Continued advances in laser technologies have enabled the development of lasers with high pulse energies and high peak powers, which are essential for scientific fields including relativistic plasma physics, astrophysics, and fusion science. However, the use of kilojoule (kJ)-class high-peak-power lasers is often limited by conventional optics made of metals or dielectrics due to their breakdown under high laser intensities. For tackling the challenge, the idea of plasma lenses has been proposed. They have three-dimensional (3D) geometries and designed density distributions, which are ablated by a laser pre-pulse to form a shaped plasma gradient.  After suitable expansion, the shaped plasma gradient creates a transparent “optic” with a defined refractive index profile, which can then modify the focal properties of kJ laser pulses. Such plasma lenses have tight requirements on materials and 3D structures, making their fabrication extremely challenging.

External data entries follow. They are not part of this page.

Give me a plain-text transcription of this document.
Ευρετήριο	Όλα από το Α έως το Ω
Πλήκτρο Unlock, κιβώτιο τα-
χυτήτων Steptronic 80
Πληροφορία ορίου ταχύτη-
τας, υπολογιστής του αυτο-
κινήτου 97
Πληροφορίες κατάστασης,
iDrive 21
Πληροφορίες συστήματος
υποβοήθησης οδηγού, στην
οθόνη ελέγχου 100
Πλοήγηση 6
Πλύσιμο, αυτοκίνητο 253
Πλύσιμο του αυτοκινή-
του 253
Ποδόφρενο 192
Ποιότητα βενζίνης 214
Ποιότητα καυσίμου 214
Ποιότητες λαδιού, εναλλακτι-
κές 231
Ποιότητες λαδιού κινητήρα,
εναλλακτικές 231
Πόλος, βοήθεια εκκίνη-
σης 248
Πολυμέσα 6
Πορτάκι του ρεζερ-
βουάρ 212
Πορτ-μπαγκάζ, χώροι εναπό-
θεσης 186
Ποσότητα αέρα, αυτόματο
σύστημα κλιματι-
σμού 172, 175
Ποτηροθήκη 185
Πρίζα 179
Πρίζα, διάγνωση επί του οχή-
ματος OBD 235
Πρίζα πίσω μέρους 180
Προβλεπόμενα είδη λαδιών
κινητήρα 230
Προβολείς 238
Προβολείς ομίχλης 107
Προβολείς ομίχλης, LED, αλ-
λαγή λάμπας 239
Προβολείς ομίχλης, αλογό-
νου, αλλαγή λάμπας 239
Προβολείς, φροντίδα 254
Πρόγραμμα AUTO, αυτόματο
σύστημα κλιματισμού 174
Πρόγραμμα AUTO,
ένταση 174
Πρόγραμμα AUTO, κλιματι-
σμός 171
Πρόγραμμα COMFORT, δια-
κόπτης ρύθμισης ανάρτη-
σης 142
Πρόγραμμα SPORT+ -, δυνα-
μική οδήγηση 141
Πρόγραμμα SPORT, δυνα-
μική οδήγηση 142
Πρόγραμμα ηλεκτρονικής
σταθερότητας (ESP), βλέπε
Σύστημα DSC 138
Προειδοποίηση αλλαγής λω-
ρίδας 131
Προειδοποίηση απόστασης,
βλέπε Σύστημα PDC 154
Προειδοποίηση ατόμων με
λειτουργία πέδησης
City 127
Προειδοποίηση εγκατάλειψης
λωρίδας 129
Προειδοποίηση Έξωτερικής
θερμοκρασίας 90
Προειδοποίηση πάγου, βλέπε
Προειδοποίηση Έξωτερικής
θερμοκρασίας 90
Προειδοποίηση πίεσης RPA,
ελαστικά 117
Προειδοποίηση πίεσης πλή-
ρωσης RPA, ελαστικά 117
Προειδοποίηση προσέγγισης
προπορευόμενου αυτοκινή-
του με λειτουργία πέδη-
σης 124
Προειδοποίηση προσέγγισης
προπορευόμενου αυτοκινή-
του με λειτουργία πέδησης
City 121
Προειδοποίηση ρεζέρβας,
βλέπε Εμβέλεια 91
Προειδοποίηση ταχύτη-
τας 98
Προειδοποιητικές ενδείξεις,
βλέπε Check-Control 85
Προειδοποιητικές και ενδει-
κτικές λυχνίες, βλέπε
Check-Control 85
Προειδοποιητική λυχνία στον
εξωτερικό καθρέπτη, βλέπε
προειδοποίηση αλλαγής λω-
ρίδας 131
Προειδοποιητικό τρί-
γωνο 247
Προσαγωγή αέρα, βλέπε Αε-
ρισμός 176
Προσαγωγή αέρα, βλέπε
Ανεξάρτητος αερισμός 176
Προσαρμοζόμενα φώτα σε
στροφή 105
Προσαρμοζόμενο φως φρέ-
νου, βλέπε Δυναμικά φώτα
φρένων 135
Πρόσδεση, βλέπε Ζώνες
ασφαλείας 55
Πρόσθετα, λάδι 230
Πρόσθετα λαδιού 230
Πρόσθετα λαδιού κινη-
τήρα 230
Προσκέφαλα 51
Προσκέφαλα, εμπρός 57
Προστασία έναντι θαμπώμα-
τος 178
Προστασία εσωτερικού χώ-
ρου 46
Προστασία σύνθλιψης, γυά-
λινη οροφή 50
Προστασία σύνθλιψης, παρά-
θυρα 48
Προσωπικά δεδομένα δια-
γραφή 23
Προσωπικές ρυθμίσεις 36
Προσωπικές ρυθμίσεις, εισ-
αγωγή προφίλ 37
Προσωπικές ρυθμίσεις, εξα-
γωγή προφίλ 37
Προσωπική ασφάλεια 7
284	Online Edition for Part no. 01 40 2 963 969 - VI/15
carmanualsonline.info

    Laser direct writing via two-photon polymerization (TPP) has been established as one of the most promising micro/nanofabrication techniques. We succeeded in using TPP processes to fabricate low-density plasma lenses with 3D structures in millimeter-scale sizes and submicron resolutions. Four main technical challenges have been addressed to fabricate such plasma lenses. First, low-density microstructures were designed to achieve desired plasma density distributions (i.e. refractive index profiles) upon pre-ablation and plasma expansion. A lens structure resembling a bicycle wheel was designed with the spokes comprising the low-density portion of the lens and the rim providing the mechanical support needed. The second challenge was the selection of low-atomic-number resins (mainly composed of C, H, O elements) capable of generating strong submicron spokes as well as a mechanically robust rim during TPP while keeping the resultant plasma density low. The third challenge was to determine the optimum TPP writing conditions needed to create the submicron spokes in lengths up to 500 µm with minimum deformation. The final challenge was to establish procedures to release the plasma lenses from the substrates and precisely mount them into mechanical holders for insertion into the kJ laser systems.

    The performance of the plasma lenses fabricated was tested using the OMEGA EP laser system at the Laboratory for Laser Energetics at the University of Rochester. These tests demonstrated the performance of the plasma lenses produced via TPP and the numerous potential structures and density distributions that can be rapidly created using the TPP approaches.